There were still the Tuesday nights at the Art school when we were watching a movie but that was too succinct for me. No underground movies but at least I had my validation: I was into images, photographing and filming, producing still images and sequences, sounds and texts.
It all starts with this messy numerous records of images and sequences. With that infinite chaos, shrinking was the first way I found to be clear to an audience. With my memory, with all the images I keep watching everyday on the Internet and my own personal experiences, I need to express that world the most limpid as possible. Framing is first being able to drive the attention on something and point it. I wanted then to find out how I would be able to create the right places for those images with the right forms. I wasn’t into a regular narration but more into interrupted times and rhythms like poetry. I got into the work of Nam June Paik, the videos of Bill Viola and the articles of Jean-Paul Fargier and Alain Bourges and felt it was already too late for another video artist and another photographer. I went to theaters and discovered the “cinema d’auteurs”, read Serge Daney writings but still the same feeling of hopelessness for my work.

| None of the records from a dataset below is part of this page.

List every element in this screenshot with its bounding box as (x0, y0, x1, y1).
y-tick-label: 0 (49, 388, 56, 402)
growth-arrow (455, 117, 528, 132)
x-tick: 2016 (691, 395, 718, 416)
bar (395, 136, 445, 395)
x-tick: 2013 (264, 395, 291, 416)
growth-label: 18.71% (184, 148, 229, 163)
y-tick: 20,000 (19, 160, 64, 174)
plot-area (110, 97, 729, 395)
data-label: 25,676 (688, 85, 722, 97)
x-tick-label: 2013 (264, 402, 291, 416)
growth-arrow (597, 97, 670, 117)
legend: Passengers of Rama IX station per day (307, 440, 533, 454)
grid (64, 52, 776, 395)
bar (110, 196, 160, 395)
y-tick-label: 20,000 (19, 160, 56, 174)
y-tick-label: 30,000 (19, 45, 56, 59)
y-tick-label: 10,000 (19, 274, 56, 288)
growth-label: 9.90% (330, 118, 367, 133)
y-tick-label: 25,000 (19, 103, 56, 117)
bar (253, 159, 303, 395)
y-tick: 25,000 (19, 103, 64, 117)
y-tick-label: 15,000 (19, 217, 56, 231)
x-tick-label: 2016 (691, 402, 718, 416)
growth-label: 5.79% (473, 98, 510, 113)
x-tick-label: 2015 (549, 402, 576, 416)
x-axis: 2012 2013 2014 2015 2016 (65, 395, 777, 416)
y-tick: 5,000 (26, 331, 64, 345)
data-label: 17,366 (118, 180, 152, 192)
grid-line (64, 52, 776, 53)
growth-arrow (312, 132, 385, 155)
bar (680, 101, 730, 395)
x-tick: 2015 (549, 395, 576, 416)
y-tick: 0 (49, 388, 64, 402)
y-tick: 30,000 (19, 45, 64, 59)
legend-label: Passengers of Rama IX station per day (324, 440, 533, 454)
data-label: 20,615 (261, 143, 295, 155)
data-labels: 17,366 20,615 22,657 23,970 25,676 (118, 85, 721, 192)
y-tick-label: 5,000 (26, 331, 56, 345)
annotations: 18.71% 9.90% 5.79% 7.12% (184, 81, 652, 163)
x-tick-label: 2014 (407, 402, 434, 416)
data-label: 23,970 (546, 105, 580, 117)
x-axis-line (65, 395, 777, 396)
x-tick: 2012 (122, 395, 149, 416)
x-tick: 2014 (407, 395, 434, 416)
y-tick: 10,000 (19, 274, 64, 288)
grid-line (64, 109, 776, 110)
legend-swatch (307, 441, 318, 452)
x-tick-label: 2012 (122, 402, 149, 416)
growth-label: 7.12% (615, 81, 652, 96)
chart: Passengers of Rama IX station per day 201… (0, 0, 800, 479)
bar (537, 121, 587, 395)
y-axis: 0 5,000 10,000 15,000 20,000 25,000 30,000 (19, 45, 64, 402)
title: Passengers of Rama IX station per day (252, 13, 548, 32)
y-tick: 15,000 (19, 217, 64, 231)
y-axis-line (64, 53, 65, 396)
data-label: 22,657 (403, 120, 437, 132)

I finally got to meet with Mr TV one night.
After watching a police story at the theater with detective Mike Hammer, I decided not to finish that night too soon and sat at the bar of a restaurant. He was sitting here, complaining about plumbing problems. Working for CBS NEWS as a storyteller (not a journalist), doing short stories and we got into a conversation on cinema starting with Rossellini’s Stromboli. That conversation ran for four years and tried different directions to come back to that same important point.
With shooting at a Parisian cabaret for a French Cancan class, observing the organ player and filming a Sunday morning mess, discovering there is a school for kids to learn and compose rock music, see big chocolate sculptures from a chocolate chef and how Pierre Cardin talks about creation gave me reality checks every time he had to come up with a new pitch to fill the American TV broadcast.
Shooting with Mr TV is an affair of empathy and concern. First: technically how to shoot in any situation? You observe the place and adapt your material to the space. Coming with a heavy material is very inappropriate (hey it’s tv not an Hollywood studio! keep it light like a photo reporter). It kills any natural conversation as your fixing this and that, then, you can’t move so easily and while you’re trying to shoot and make all your material working, it becomes just so difficult for the person being interviewed to don’t loose it.
We had two handy cameras. He had a microphone fixed on his to interview people, I was the traveling one, moving around, taking as much material as I could for the story.
Then I got more comfortable enough to start interviewing and opening up to people, discovering their activities, at their work places. All this was a real preparation. Other than finding the contacts, we had first to get to know the subject by doing researches on the Internet and then being able to synthesize and pull out the questions for the interview. That was my favorite shrinking exercise. That started with finding the right words to open up doors of other stories. “Creation”, “patterns”, “forms” and “colors” with “avant-garde” were the words Pierre Cardin jumped on for a one-hour private interview in his office. The designer opened up with so much enthusiasm and energy, it was a non-stopping vivid narration of experiences and jokes.
Did you know French Cancan is actually a military battle dance for women? There are a lot of military terms for different movements. Women use their legs like pistols and imitate warriors charging in a battle (the sex liberation?).
I happened to learn how to move and make people forget the camera and talk to me, making eyes contact. Difficult… I was loosing the frame and the sound, while I was talking. It’s a real choreography you have to improvise and coordinate.
I tried once to have a long and slow traveling with people having drinks on a terrace during a horse race at the Chantilly hippodrome. In the VIP space, large lady hats, beautiful outfits and champagne logos were on the terrace. My camera was shaking too much while walking. My movement wasn’t good, definitely not a Dolce Vita camera movement. My co-worker just said: you have to walk flexibly like Groucho Marx and watch your audience.
So that was it.
The attitude apparently clumsy but precise and keep holding a frame until the end and don’t interrupt. You express the interest on something by framing, moving the camera and feel the time of your record wherever you are. That’s one of the dimensions of being a storyteller. Look at people and make eye contacts instead of looking at your camera. TV is not cinema in that sense. It’s Live, you can move your camera in every sense as soon as you have the voice and exchange with the person.
Now I stick with this: keep walking funny.